Character Encoding

1. Purpose

Encode human characters, so that it can be stored in the computer, be transfered to another person and the target reader program can display it correctly. It is related to human language. It is different from the BASE64 encoding, Url encoding, HTML encoding, which are used for communication between application and application.

2. Types

-ASCII: (American Standard Code for Information Interchange), 7 bits, including Latin characters (a~z), Arabic numeric (0~9), English symbols and control symbols. (No preamble) (ASCII table)

-EASCII: Extended ASCII, 8 bits.

-Unicode: Represent most human languages within single character set (Universal Character Set, UCS).
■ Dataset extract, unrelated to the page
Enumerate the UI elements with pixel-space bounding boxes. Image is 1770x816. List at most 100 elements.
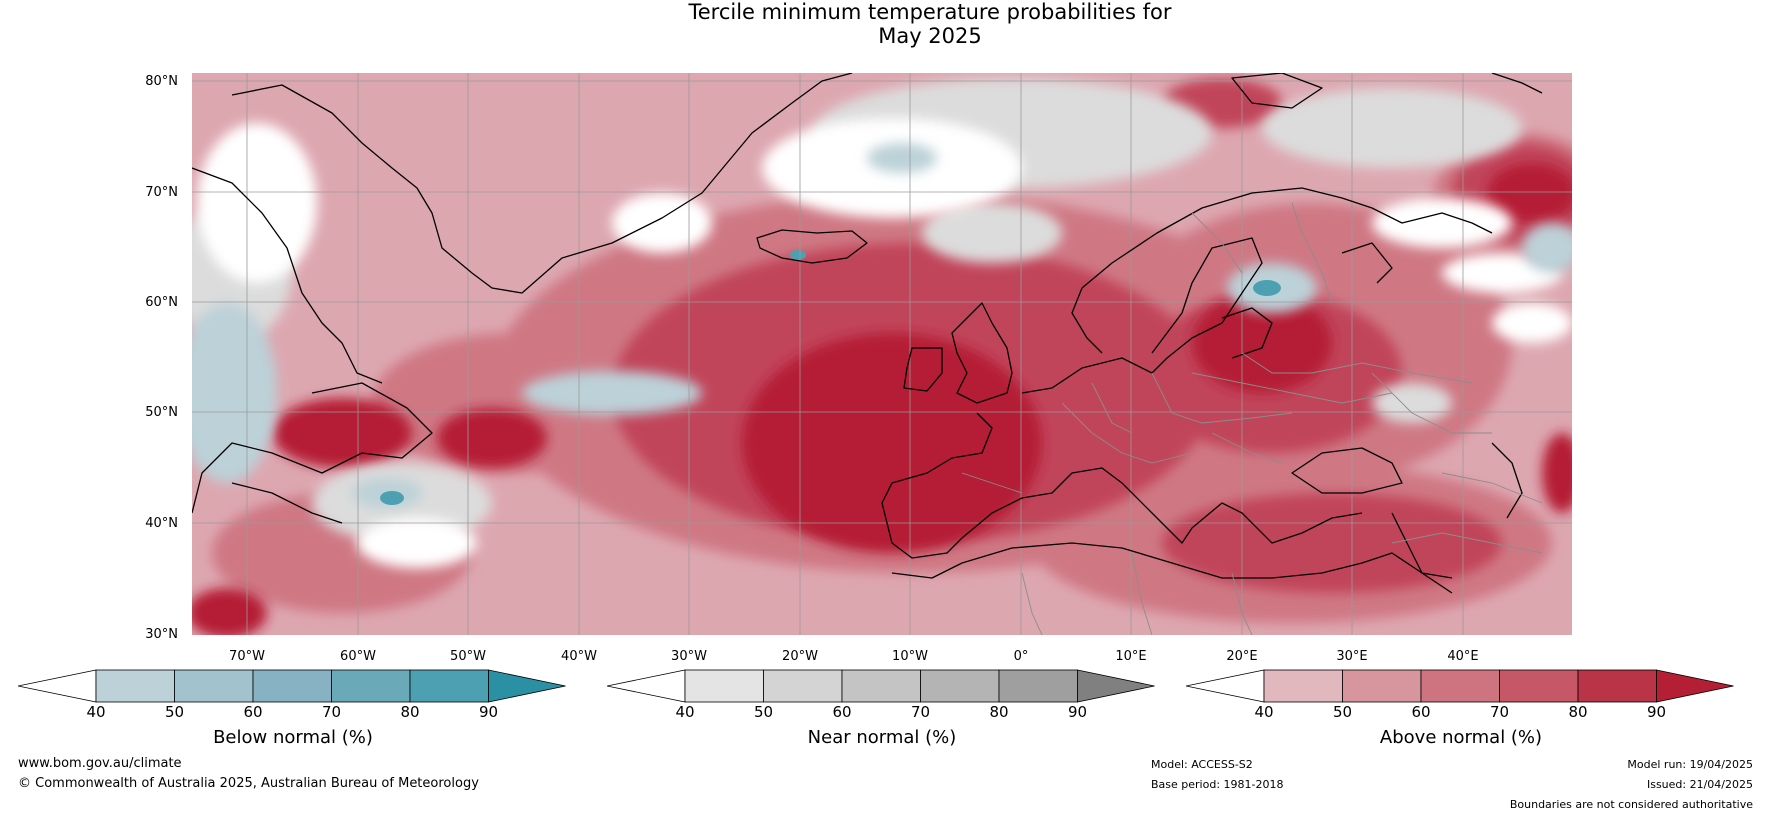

UCS has several UCS Transformation Format (UTF), including UTF-7, UTF-8, UTF-16 and UTF-32. UTF-16 and UTF-32 also have two kind, big-endian (most significant byte first) and little-endian (least significant byte first). We say Unicode usually means UTF-16.

Have different preamble for each transformation format:

UTF-8: EF BB BF
UTF-16 big-endian byte order: FE FF
UTF-16 little-endian byte order: FF FE
UTF-32 big-endian byte order: 00 00 FE FF
UTF-32 little-endian byte order: FF FE 00 00

-GB2312: Simplified Chinese character set, including 6763 Chinese words and other symbols. (No preamble)

-GBK: Extended GB2312, including 20902 Chinese words and other symbols. Can correspond to each Chinese words in Unicode.

-BIG5: Tractional Chinese character set.

-ANSI: Also know as MBCS (Multi-Byte Character Set), it is not an actual character encoding. It vary according to System’s code page setting (AKA default character encoding). Could be GB2312, BIG5 or others.